Experimental Section

Materials

Diethanolamine (DEA, ≥98.0%), ethanol (CH3CH2OH, 96%), zinc acetate dihydrate [Zn(CH3COO)2·2H2O, 99.999%], copper acetate monohydrate [Cu(CH3COO)2·H2O, ≥99%], vanadium pentoxide (V2O5, 99.95%), and indium tin oxide (ITO)-coated glass substrates (surface resistivity of around 8–12 Ω/sq) were purchased from Sigma-Aldrich. All chemicals were used without further purification.

Solution Preparation

The ZnO solution was prepared by dissolving 0.65 g of zinc acetate dihydrate in 20 mL of ethanol. Then, the solution was stirred with the help of a magnetic stirrer at 40 °C for the next 10 min. After that, 1 mL of diethanolamine (DEA) as a stabilizer was added to this solution, and the solution was also stirred for the next 30 min at a temperature of 40 °C. Hence, a homogeneous solution of ZnO was obtained. Applying a similar process, 0.6 g of copper acetate monohydrate, 2 mL of DEA, and 20 mL of ethanol were used to prepare the CuO solution. By a similar process, the V2O5 solution was also prepared with 0.25 g of vanadium oxide powder, 2 mL of DEA, and 20 mL of ethanol.

Cell Fabrication

The ITO glass substrates were used to fabricate the HSCs. Before fabrication, the ITO glass substrates were cleaned in an ultrasonic vibrator using acetone, isopropanol, and distilled water for 15 min in sequence. Then, the cleaned ITO glass substrate was placed on a spin coating system, and 10 μL of the ZnO solution was drop cast on the ITO glass substrate and spun for 30s at 1500 rpm. The film was preheated at 150 °C for 10 min, and this process was repeated for the deposition of each layer of ZnO. A similar process was adopted for the deposition of the absorber layer of CuO on the ZnO layer.
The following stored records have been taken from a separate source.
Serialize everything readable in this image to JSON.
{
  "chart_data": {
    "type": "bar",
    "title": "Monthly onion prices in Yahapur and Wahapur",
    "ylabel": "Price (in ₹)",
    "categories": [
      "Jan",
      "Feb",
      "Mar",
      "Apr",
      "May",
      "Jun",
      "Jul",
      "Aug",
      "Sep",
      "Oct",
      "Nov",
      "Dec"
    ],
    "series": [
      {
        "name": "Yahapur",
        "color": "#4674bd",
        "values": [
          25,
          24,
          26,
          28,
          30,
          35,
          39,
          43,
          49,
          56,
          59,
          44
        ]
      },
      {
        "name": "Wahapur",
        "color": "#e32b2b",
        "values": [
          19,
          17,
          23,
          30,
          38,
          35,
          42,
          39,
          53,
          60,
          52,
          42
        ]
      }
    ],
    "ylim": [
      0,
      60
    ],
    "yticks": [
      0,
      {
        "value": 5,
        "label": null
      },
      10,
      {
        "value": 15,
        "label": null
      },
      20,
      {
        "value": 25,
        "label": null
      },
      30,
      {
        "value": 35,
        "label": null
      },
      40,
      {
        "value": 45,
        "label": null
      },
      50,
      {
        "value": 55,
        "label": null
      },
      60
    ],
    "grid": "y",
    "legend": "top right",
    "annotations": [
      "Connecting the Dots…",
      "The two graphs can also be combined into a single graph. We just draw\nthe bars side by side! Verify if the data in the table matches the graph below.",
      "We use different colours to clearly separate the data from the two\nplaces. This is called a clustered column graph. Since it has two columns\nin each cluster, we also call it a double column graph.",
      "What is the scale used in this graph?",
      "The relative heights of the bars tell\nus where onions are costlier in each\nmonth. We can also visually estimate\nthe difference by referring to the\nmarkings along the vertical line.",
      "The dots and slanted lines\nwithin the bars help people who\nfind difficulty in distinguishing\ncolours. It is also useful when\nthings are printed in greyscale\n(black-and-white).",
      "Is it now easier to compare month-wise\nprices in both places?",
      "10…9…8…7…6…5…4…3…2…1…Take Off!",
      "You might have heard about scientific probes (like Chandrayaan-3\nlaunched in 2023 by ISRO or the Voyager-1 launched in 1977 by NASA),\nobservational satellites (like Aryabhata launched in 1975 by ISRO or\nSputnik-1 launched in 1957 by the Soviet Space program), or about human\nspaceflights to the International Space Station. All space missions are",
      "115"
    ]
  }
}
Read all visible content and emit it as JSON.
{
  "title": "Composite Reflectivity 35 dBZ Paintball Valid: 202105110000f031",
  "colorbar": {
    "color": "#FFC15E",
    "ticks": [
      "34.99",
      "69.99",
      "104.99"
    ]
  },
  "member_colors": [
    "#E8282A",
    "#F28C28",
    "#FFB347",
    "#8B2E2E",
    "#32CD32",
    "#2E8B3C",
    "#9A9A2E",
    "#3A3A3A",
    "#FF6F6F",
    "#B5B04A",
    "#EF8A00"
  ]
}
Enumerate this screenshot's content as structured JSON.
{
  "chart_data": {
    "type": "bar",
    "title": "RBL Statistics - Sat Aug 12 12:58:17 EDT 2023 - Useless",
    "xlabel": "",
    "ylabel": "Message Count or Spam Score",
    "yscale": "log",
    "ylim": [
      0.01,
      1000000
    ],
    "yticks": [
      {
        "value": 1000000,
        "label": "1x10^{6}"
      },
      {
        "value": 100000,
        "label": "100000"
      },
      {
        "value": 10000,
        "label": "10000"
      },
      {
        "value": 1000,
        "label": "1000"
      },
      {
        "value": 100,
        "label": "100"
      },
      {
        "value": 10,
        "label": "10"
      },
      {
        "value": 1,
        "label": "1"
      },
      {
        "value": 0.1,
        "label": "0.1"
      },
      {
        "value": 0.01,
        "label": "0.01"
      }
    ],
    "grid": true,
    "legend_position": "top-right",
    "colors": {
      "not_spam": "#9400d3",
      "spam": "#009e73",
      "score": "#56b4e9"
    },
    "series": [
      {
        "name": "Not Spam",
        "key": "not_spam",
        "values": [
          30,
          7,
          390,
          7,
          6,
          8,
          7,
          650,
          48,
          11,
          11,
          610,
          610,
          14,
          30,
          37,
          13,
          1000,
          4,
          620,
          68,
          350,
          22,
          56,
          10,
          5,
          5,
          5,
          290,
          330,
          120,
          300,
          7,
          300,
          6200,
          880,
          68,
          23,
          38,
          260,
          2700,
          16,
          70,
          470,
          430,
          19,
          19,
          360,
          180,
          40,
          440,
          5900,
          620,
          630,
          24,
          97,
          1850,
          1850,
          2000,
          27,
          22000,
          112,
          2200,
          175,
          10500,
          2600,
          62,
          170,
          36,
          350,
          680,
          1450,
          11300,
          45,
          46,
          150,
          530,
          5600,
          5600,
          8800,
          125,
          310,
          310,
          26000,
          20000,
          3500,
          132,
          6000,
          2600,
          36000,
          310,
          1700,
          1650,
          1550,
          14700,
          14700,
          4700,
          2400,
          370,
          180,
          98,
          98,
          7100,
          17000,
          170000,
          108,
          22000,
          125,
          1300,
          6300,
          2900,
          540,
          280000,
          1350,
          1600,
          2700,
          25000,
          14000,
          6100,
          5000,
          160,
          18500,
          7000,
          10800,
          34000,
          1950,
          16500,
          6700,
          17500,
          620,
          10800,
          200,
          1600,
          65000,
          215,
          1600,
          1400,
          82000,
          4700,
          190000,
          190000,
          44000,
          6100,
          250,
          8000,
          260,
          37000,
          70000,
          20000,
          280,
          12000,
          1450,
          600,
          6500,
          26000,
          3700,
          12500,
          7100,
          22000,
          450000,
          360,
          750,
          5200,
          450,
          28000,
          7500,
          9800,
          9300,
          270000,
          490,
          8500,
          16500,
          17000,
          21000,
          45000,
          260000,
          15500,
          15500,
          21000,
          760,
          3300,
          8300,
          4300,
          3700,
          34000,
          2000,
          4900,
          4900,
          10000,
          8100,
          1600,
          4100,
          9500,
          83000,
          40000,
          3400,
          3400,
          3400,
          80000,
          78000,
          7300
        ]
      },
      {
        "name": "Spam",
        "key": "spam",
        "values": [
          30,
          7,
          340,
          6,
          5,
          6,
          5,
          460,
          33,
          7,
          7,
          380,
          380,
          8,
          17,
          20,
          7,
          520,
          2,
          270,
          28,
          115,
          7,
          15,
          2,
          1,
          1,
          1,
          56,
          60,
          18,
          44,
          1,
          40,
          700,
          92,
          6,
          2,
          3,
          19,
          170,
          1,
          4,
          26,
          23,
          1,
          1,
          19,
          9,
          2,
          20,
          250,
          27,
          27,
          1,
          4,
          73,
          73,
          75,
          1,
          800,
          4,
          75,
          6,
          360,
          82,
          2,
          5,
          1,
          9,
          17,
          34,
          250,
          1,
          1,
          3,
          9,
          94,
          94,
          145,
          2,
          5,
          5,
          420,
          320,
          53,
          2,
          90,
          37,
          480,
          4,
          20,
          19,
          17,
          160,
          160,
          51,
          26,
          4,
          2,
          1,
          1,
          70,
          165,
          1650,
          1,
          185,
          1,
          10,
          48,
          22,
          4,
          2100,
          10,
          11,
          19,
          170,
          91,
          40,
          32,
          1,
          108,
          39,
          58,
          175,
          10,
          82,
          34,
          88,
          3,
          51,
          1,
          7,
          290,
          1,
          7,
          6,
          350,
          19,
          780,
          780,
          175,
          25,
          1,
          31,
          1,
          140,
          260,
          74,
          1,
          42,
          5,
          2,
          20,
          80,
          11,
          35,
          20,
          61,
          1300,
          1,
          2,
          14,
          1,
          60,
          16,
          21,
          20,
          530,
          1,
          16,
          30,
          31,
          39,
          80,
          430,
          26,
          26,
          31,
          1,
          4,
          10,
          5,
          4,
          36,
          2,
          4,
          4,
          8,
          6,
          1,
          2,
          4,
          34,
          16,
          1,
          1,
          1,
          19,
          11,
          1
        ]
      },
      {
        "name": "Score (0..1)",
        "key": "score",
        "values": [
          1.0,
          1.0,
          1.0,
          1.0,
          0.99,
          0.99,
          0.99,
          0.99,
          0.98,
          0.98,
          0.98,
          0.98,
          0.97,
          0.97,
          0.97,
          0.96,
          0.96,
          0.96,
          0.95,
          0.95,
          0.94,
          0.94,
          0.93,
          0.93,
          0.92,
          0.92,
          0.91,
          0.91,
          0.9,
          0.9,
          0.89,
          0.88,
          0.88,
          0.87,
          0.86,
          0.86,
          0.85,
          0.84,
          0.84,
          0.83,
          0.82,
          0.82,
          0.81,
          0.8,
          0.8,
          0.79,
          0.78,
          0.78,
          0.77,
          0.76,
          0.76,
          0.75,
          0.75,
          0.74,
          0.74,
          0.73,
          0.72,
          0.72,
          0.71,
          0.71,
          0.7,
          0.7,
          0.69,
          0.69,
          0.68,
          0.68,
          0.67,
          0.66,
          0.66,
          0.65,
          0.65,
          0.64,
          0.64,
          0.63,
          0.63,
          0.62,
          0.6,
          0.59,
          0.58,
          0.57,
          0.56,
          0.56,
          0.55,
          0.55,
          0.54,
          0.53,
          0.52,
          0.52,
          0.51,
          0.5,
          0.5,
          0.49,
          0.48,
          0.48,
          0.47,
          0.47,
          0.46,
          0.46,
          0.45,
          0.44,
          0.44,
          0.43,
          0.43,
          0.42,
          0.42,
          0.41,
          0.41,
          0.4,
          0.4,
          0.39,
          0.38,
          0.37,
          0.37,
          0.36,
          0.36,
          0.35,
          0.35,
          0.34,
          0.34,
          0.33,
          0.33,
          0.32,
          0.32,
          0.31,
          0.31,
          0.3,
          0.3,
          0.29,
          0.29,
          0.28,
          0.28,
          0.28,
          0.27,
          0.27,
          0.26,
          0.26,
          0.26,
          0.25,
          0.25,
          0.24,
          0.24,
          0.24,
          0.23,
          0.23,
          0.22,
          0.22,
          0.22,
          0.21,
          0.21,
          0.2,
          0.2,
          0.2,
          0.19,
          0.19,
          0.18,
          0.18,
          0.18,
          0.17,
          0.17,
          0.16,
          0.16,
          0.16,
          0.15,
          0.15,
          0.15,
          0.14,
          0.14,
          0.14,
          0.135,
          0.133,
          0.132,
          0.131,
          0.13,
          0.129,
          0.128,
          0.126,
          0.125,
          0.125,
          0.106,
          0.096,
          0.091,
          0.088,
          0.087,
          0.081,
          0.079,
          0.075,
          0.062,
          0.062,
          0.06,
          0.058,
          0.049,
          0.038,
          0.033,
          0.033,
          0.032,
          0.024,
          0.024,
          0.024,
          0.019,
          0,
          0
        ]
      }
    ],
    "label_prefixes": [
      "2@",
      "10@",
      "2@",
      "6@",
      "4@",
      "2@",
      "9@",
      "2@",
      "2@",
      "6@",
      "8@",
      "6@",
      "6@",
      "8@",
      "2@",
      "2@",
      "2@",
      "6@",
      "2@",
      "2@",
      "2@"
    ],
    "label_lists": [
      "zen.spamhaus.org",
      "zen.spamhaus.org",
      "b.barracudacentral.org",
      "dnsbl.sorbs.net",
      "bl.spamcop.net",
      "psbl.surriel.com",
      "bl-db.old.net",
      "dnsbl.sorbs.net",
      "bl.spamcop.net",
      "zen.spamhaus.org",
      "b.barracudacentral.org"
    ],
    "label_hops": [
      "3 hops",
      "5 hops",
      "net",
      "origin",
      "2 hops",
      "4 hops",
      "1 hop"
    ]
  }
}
Finally, after annealing at 300 °C for 1 h in open air, the ZnO-CuO-based HSC without an HTL was fabricated. A patterned Ag paste was used to make the back-side contact of the solar cells. Through a similar process, the ZnO-CuO-based heterojunction solar cell with an HTL was fabricated. The prepared solution of V2O5 was deposited on the CuO layer as an HTL by spin coating, and finally, the film was annealed at 300 °C for 1 h in open air. The fabrication flow diagram is shown in Figure .

Figure 9

Flow diagram of the CuO-ZnO-based heterojunction solar cell fabrication process.

Characterization

The crystallographic analysis of XRD patterns of ZnO, CuO, and V2O5 thin films was done using an X-ray diffractometer (GBC, εMMA) with monochromatic Cu Kα radiation having a wavelength of 1.540598 Å. SEM images were also taken using a scanning electron microscope (SEM, Zeiss, EVO 18). Energy-dispersive X-ray spectroscopy (EDAX, AMETEK) in SEM was performed to analyze chemical compositions present in ITO/ZnO/CuO/V2O5. Transmittance spectra of V2O5 thin films were measured by T-60 UV–visible spectroscopy, and current density versus voltage (J–V) of the fabricated solar cells was measured using a Keithley 2400 source meter under an illumination of 1.5 AM simulated light. All characterizations were conducted at room temperature (∼27 °C) and a relative humidity (RH) of ∼50%.